Some Thoughts on Douk Gill Scar


Douk Gill Scar, long thought to be the main overflow rising for flood waters from the Brans Gill Head system, was finally proved to play this rôle in 1954. Ten lbs of fluorescein introduced into Hull Pot finally emerged 10 days later at both Brans Gill Head and Douk Gill Scar, the weather during the latter part of the test being rather wet. In dry or average weather, Brans Gill Head flows steadily, draining the Hull Pot group of pots, Hunt and Penyghent Pots, the Churn Milk Hole area, Silverdale Gill Pot and finally the whole of the southwest side of Fountains Fell as far over as Out Fell, while Douk Gill remains dry. In wet weather, Brans Gill increases in volume somewhat, but after a while, Douk Gill starts to flow, frequently very heavily. In severe conditions of flooding, the flow at Douk Gill Scar may be several times that of Brans Gill at the same time. Consequently, between the junction of the two passages and the outflow of Brans Gill Head, there must be an appreciable constriction which limits the flow.

If we assume that in dry weather the flow through to Brans Gill does not back up much inside the cave, then there should be a passage with an airspace leading from the entrance to Douk Gill to the hidden stream between Hull Pot and Brans Gill. This idea, of course, is an old one and has encouraged attempts to penetrate the very flat and wide bedding plane.

Further thoughts on the subject followed the partial opening up of the Fountains Fell drainage systems in the shape of Hammer Pot and Magnetometer Pot. These ideas are based on the results of six key fluorescein tests carried out by members of the Northern Pennine Club over a period of years. The results are summarised below :

in miles
Time to
Hull Pot to Brans Gill and Douk Gill 110
Hunt Pot via Penyghent Pot to Brans Gill 19
Churn Milk Hole to Brans Gill Head 22
Silverdale Gill Pot to Brans Gill Head 2.52.5
Gingling Sinks to Brans Gill Head 33.5
Rough Close Sinks4 4

Ignoring small possible variations in time due to different weather conditions, it seems apparent that these tests suggest that the main cave systems feeding Brans Gill Head can be divided into two dissimilar groups : Hull Pot and Hunt Pot systems having a long travel time in the order of 10 days for one mile, and the Fountains Fell system as a whole having an average travel time of one day per mile approximately. These facts lead one to believe :

(a) That the main water system of the Hull Pot group is of a submerged, slow-flowing type, unlikely to be directly explorable at water level, and

(b) The Out Fell - Fountains Fell - Silverdale Gill system must be predominantly vadose in character over its main length in spite of the frequency of local sumps found at the Fountains Fell end. This lends weight to the idea of penetrating Douk Gill Scar in the hope of reaching the main inlet from the Fountains Fell system which might then be explorable by means of scaling tackle.

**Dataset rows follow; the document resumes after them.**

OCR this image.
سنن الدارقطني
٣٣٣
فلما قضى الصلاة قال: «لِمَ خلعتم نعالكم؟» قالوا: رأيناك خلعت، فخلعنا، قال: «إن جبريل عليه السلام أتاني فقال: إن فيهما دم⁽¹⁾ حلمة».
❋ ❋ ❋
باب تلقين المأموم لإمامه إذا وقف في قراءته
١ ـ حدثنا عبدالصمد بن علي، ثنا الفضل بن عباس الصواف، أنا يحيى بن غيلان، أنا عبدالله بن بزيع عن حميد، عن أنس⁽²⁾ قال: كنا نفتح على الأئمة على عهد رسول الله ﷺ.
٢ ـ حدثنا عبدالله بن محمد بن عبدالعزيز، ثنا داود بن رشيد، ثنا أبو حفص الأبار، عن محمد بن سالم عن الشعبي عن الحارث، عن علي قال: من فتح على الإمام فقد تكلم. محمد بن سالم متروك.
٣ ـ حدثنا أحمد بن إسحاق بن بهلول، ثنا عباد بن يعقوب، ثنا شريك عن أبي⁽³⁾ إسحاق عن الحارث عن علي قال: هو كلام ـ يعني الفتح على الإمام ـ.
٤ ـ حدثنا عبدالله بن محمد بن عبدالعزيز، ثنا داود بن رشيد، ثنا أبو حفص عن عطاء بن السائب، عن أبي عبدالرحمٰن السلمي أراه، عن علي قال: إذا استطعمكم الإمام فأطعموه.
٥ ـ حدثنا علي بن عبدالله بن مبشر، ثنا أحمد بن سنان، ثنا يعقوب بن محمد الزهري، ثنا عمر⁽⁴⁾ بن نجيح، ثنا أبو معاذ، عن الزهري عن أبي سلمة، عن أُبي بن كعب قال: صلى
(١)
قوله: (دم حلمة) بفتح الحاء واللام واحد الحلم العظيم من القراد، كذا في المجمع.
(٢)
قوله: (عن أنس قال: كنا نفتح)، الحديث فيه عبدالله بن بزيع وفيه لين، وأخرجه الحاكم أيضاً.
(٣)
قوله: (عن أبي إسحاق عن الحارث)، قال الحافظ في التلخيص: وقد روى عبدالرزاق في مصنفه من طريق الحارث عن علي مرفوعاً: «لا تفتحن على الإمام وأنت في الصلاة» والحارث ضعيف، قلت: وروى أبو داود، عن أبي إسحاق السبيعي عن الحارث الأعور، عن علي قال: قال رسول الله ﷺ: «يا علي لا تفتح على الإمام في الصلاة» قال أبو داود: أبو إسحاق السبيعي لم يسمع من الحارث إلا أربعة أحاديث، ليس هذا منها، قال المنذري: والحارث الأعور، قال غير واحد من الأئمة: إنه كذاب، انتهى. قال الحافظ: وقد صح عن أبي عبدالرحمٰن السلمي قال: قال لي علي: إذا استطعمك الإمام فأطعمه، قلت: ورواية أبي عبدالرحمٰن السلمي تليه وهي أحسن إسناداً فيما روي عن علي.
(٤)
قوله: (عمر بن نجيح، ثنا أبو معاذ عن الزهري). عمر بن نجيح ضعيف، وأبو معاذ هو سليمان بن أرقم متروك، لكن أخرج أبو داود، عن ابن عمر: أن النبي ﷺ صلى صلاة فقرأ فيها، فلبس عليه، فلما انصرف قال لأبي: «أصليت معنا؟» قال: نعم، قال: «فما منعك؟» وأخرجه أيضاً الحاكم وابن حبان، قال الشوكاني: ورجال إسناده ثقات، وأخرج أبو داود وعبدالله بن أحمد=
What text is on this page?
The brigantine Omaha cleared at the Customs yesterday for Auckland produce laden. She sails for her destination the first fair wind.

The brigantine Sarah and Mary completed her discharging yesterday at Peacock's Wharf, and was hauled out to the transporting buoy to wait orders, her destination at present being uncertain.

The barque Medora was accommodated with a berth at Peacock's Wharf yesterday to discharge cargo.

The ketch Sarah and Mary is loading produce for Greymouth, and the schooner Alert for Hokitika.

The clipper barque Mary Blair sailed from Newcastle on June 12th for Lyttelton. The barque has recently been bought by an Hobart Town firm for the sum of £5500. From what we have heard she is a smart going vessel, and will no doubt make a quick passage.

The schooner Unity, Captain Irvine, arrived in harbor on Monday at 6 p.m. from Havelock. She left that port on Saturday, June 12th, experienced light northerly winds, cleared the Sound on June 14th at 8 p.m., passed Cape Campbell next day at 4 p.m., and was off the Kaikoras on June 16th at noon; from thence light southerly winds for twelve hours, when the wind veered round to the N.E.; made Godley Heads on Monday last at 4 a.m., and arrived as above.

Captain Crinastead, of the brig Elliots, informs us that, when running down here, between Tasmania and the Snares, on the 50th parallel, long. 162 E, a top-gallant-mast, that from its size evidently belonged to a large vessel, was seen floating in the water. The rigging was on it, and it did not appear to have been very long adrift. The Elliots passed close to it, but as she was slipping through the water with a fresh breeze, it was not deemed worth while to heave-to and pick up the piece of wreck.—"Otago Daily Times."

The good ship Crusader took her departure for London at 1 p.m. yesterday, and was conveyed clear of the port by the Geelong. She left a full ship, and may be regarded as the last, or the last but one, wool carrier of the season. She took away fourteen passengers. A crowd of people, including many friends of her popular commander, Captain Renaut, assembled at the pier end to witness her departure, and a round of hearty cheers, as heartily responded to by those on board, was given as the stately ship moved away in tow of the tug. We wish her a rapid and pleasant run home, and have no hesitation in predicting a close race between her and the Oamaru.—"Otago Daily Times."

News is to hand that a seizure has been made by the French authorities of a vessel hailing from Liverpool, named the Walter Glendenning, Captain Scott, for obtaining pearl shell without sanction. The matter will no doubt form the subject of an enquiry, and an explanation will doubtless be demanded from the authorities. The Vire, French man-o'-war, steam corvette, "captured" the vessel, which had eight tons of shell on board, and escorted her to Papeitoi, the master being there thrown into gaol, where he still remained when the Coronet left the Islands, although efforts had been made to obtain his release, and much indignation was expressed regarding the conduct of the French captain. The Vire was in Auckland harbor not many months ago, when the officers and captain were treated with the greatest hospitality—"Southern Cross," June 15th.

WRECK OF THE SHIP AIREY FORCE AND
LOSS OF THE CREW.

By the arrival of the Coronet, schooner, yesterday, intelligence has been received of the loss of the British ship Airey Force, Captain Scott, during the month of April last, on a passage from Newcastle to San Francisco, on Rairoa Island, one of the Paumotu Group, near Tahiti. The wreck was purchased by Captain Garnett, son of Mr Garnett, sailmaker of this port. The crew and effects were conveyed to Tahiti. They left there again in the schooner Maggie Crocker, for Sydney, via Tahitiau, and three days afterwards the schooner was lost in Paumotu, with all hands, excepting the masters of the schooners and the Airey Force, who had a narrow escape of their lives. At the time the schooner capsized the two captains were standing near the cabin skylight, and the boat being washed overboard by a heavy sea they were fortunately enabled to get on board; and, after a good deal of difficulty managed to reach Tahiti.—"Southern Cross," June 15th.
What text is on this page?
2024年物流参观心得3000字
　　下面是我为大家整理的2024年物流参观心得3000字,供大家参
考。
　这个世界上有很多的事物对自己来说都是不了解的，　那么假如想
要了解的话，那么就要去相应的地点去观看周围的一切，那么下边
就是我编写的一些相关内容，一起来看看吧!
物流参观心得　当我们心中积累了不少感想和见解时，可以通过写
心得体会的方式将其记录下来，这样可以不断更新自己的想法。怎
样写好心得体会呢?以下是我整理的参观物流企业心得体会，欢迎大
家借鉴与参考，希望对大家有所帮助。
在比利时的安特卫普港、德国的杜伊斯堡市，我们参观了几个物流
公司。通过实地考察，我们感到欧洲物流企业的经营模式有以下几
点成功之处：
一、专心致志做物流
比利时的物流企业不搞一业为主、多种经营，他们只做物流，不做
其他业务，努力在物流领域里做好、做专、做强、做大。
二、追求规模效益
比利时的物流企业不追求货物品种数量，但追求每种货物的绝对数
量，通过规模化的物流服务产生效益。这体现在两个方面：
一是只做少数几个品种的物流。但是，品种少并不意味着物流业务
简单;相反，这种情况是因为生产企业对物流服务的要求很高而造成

How far back behind the outlet of Brans Gill Head may this inlet from Fountains Fell lie ? If we make a simplifying assumption, then a rough idea may be obtained. Assuming that the water system from Hull Pot to Brans Gill is submerged all the way and the speed of flow is uniform, then the velocity is 176 yards per day. Somewhere along this line the Fountains Fell inlet joins in and acquires approximately this same speed in the submerged zone, the Fountains Fell inlet being small compared with the main Hull Pot flow. Now the relationship between the times of flow for different distances on the Fountains Fell side does not allow of very much time being spent in the submerged last portion of the journey. To take a conservative view, one day might be a reasonable guess. This would imply that the junction of the two systems is not likely to be more than 176 yards behind the rising of Brans Gill Head. It might well be even nearer than this. Thus two avenues of approach are suggested :- there is a sporting chance that cave diving at Brans Gill might show results; and a better chance still of success at Douk Gill. In fact if Douk Gill is pushed with sufficient determination it will surely go.